# Thread: Help with Application of a Normal Disribution Problem

1. ## Help with Application of a Normal Disribution Problem

The story goes something like this:
Women have a mean height of 63.8 inches with a standard deviation of 2.6.
Men have a mean height of 69.5 inches with a standard deviation of 2.4

The Blah-Blah company requires its drivers to be between 64 inches and 77 inches tall.

What percent of women meet this height requirement? Got this answer
What percent of men meet this height requirement? Got this answer

If the Blah-Blah company changed height requirements to exclude the tallest 3% of men and the shortest 3% of women, what are the new height requirements?

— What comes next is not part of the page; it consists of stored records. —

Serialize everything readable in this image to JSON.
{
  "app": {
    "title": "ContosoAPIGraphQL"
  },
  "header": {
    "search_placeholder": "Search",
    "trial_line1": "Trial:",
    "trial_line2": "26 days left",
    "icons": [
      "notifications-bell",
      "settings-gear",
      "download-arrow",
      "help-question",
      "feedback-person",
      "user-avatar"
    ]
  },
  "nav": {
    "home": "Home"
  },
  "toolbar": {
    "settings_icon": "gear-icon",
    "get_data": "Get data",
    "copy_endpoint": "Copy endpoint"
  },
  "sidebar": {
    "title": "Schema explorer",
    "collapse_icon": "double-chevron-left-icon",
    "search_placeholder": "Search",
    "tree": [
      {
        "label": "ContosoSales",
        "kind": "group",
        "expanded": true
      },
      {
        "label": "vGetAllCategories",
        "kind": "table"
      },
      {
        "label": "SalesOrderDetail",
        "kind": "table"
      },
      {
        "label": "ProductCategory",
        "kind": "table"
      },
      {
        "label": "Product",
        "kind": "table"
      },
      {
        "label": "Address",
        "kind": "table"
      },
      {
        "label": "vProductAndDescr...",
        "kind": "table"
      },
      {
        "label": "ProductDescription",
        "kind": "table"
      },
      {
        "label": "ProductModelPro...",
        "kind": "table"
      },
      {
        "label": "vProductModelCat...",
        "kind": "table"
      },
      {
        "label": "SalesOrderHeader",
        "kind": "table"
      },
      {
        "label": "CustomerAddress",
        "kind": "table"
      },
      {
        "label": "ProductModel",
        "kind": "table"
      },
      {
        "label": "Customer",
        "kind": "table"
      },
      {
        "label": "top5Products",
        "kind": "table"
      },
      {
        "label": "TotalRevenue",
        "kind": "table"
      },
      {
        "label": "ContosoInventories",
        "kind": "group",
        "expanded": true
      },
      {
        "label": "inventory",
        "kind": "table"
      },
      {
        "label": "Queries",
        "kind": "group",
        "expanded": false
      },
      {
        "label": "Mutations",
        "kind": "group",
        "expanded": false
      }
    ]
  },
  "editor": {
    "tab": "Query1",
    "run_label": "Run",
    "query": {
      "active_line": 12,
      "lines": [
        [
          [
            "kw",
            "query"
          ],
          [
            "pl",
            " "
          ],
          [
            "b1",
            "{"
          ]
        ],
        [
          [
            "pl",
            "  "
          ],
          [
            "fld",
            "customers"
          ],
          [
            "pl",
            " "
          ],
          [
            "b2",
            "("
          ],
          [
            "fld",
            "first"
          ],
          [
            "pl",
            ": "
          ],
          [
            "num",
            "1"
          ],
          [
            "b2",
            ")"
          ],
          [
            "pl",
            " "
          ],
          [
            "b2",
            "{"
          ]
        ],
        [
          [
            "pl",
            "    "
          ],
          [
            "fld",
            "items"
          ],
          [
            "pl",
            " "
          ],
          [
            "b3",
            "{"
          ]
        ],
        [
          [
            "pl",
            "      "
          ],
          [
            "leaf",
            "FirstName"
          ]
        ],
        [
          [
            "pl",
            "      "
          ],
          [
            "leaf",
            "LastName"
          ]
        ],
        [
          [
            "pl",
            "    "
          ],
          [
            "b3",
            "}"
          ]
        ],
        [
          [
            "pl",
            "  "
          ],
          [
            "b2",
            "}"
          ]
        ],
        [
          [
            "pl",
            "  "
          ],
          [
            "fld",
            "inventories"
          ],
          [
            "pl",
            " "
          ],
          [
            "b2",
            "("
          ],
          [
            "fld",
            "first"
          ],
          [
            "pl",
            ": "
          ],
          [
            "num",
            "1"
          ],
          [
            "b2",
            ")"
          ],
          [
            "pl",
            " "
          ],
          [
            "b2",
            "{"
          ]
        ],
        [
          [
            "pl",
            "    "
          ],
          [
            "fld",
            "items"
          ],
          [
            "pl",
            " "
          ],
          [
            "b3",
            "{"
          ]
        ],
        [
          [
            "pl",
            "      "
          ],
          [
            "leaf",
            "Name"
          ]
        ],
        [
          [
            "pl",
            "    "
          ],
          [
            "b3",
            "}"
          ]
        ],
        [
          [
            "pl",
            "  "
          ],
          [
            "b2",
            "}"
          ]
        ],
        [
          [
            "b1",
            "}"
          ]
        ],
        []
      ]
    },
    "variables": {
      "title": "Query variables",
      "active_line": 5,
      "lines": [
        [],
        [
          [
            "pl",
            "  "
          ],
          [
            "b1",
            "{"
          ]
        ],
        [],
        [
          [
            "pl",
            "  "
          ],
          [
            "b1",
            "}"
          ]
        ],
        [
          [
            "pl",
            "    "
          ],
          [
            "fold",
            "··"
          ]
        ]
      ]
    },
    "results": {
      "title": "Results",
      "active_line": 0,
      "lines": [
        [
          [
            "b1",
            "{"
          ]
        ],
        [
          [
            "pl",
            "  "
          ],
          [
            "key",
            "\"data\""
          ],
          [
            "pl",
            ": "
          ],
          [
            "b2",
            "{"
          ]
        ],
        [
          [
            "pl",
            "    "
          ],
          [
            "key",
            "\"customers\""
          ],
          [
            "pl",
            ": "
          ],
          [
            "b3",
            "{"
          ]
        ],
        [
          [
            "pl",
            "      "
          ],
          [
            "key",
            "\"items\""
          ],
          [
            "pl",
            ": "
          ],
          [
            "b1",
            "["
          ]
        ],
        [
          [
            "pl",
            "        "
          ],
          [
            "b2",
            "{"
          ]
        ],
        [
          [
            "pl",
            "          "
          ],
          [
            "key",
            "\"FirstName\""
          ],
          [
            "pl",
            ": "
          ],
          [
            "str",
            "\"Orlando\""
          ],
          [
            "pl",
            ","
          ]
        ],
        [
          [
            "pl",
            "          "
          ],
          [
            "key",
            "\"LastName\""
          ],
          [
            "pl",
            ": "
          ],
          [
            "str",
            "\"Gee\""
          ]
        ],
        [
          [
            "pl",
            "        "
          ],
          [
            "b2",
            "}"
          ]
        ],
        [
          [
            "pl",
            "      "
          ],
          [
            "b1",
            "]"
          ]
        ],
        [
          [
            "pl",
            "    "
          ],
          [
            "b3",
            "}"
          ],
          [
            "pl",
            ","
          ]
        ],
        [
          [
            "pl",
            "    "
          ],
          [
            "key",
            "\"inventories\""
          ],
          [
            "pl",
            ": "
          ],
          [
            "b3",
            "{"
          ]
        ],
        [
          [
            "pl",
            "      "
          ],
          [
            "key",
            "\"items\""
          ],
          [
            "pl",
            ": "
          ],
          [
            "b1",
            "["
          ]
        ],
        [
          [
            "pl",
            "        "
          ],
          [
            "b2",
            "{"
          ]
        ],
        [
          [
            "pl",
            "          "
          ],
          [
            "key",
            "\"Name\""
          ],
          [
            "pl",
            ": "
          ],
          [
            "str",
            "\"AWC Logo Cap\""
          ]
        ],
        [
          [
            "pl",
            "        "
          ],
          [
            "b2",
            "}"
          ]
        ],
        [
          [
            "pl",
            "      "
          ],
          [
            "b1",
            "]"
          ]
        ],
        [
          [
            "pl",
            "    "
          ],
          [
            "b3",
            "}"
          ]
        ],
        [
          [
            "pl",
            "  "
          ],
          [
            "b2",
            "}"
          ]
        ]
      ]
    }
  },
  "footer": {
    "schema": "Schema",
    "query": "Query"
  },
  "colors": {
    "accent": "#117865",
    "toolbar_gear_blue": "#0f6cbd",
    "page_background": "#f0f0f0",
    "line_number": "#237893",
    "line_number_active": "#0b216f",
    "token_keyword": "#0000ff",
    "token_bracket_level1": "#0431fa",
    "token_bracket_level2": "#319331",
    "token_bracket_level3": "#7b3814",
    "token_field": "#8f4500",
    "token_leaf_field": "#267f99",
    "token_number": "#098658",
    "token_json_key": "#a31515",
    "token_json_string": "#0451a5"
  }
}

I thought for shortest: (x-63.8)/2.6 = z score from table for .03 or .5120 which would change the minimum to 65".

I thought for tallest: (x-69.5)/2.4 = z score from table for .97 or .8340 which would change the maximum to 71.5".

Now, I might buy that the minimum went from 64 to 65 but no way am I going to believe the maximum went from 77 to 71.5. What am I doing wrong?

2. ## Re: Help with Application of a Normal Disribution Problem

Hey philenaf.

You will need to calculate a probability - can you please show us your working out? [You are correct on getting the z-score but for an interval you will need to get two and then find the probability from that].

3. ## Re: Help with Application of a Normal Disribution Problem

I set up an equation (x-69.5)/2.4 = .9699 where .9699 is the area to the left of 97%
the other equation was (x-63.8)/2.6 = .0301 where .0301 is the area to the left of 3%

4. ## Re: Help with Application of a Normal Disribution Problem

There is no probability - only the new height amounts